Snoop Dogg received a great deal of backlash from Trump-bashing sources far and wide, including “The View” co-host Ana Navarro.
According to TheBlaze:
Navarro criticized Snoop Dogg’s apparent shift in politics, given the rapper pretended to shoot a Trump clown in a 2017 music video — and prior to Trump’s first inauguration, Snoop Dogg promised on social media to ridicule anyone who performed at the ceremony: “I’m gonna roast the f*** out one of you Uncle Tom a** n***** for doing it.”
Navarro said during Tuesday’s episode of “The View” that “if you opposed and stood up against Trump in 2017, but you were there now. If you spoke up against Trump Jan. 7, 2021, but you were there now applauding him like a trained seal — Donald Trump has not changed, you’ve changed.”
Immediately after Navarro uttered the words “trained seal,” a few in the audience seemed to react with shock as a handful of “oooh” exclamations were audible. But despite the smattering of gasps, the audience roundly applauded Navarro after she was done speaking.

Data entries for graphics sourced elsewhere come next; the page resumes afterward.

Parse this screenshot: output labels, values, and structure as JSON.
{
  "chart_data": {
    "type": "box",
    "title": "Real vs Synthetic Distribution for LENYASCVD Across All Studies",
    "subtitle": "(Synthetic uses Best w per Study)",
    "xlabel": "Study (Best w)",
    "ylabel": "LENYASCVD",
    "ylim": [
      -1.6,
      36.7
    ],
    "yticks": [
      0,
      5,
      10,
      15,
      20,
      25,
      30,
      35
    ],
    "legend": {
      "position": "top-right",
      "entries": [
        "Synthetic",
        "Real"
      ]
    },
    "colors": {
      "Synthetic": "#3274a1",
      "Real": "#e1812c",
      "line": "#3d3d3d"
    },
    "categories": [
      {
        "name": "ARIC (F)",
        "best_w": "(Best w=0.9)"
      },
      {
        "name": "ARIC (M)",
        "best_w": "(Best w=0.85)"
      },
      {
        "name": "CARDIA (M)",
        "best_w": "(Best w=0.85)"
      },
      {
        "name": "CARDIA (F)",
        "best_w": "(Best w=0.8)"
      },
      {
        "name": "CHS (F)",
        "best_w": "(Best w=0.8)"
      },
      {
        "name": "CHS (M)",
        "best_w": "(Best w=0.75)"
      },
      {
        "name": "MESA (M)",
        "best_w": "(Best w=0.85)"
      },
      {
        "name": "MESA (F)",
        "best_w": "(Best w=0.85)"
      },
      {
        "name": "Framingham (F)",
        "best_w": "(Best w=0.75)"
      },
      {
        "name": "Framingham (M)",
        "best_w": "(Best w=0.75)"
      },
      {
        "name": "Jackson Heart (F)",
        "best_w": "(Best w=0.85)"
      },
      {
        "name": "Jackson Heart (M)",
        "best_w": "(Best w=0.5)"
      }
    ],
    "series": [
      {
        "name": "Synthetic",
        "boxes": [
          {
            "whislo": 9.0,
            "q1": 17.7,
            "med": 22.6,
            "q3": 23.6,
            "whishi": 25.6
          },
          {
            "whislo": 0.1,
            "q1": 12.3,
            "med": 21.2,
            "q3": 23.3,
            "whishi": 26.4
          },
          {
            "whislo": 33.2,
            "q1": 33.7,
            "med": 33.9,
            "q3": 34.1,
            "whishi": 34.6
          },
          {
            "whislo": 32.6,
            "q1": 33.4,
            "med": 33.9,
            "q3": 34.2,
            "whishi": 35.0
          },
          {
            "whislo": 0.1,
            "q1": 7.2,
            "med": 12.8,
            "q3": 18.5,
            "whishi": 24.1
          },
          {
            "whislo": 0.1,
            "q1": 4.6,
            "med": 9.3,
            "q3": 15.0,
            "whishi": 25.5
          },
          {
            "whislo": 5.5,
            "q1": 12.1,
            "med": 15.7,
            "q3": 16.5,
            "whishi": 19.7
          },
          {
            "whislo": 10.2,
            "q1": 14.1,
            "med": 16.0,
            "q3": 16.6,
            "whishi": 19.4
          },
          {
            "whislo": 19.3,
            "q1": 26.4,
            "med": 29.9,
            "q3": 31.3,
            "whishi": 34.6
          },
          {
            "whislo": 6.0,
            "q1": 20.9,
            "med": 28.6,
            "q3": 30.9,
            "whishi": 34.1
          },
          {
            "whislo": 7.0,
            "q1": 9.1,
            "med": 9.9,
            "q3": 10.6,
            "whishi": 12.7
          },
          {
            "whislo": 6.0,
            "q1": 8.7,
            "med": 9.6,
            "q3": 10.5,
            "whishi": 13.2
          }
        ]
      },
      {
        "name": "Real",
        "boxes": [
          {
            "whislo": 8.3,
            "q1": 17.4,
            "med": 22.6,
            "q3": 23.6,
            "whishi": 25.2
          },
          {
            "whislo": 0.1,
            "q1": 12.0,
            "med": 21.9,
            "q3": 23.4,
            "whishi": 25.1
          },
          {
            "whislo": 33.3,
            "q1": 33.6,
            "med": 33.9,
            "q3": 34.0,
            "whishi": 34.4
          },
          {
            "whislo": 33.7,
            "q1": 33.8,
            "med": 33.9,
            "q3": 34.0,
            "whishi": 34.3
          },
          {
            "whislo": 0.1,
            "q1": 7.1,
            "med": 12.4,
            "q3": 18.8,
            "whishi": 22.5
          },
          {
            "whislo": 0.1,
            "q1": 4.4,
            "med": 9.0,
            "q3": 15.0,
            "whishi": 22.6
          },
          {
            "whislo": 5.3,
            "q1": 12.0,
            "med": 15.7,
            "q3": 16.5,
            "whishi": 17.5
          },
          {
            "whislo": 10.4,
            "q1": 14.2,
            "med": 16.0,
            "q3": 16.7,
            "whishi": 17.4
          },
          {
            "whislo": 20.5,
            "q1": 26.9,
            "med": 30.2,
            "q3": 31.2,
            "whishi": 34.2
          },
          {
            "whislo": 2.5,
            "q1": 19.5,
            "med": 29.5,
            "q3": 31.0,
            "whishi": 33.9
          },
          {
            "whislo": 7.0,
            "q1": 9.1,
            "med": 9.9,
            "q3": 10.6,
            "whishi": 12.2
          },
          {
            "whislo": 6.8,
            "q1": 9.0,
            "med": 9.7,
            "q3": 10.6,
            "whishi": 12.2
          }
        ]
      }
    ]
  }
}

The social media reaction to Snoop’s change of heart was mixed:
About a year ago, the rapper went public with his newfound respect for the president.
As The National Desk reported at the time:
Snoop Dogg, whose real name is Calvin Cordozar Broadus Jr., declared he has “nothing but love and respect” for the GOP frontrunner.
“Donald Trump? He ain’t done nothing wrong to me,” Broadus Jr. told The Sunday Times. “He has done only great things for me. He pardoned Michael Harris.”
Harris co-founded Death Row Records alongside Broadus Jr., Dr. Dre and Suge Knight. Trump reduced Harris’s prison sentence after he served 30 years of a 25-years-to-life sentence for conspiracy to commit first-degree murder.
Broadus Jr. may endorse a candidate for the presidential election, adding he wants to see “what the people say” since “mixed views” exist.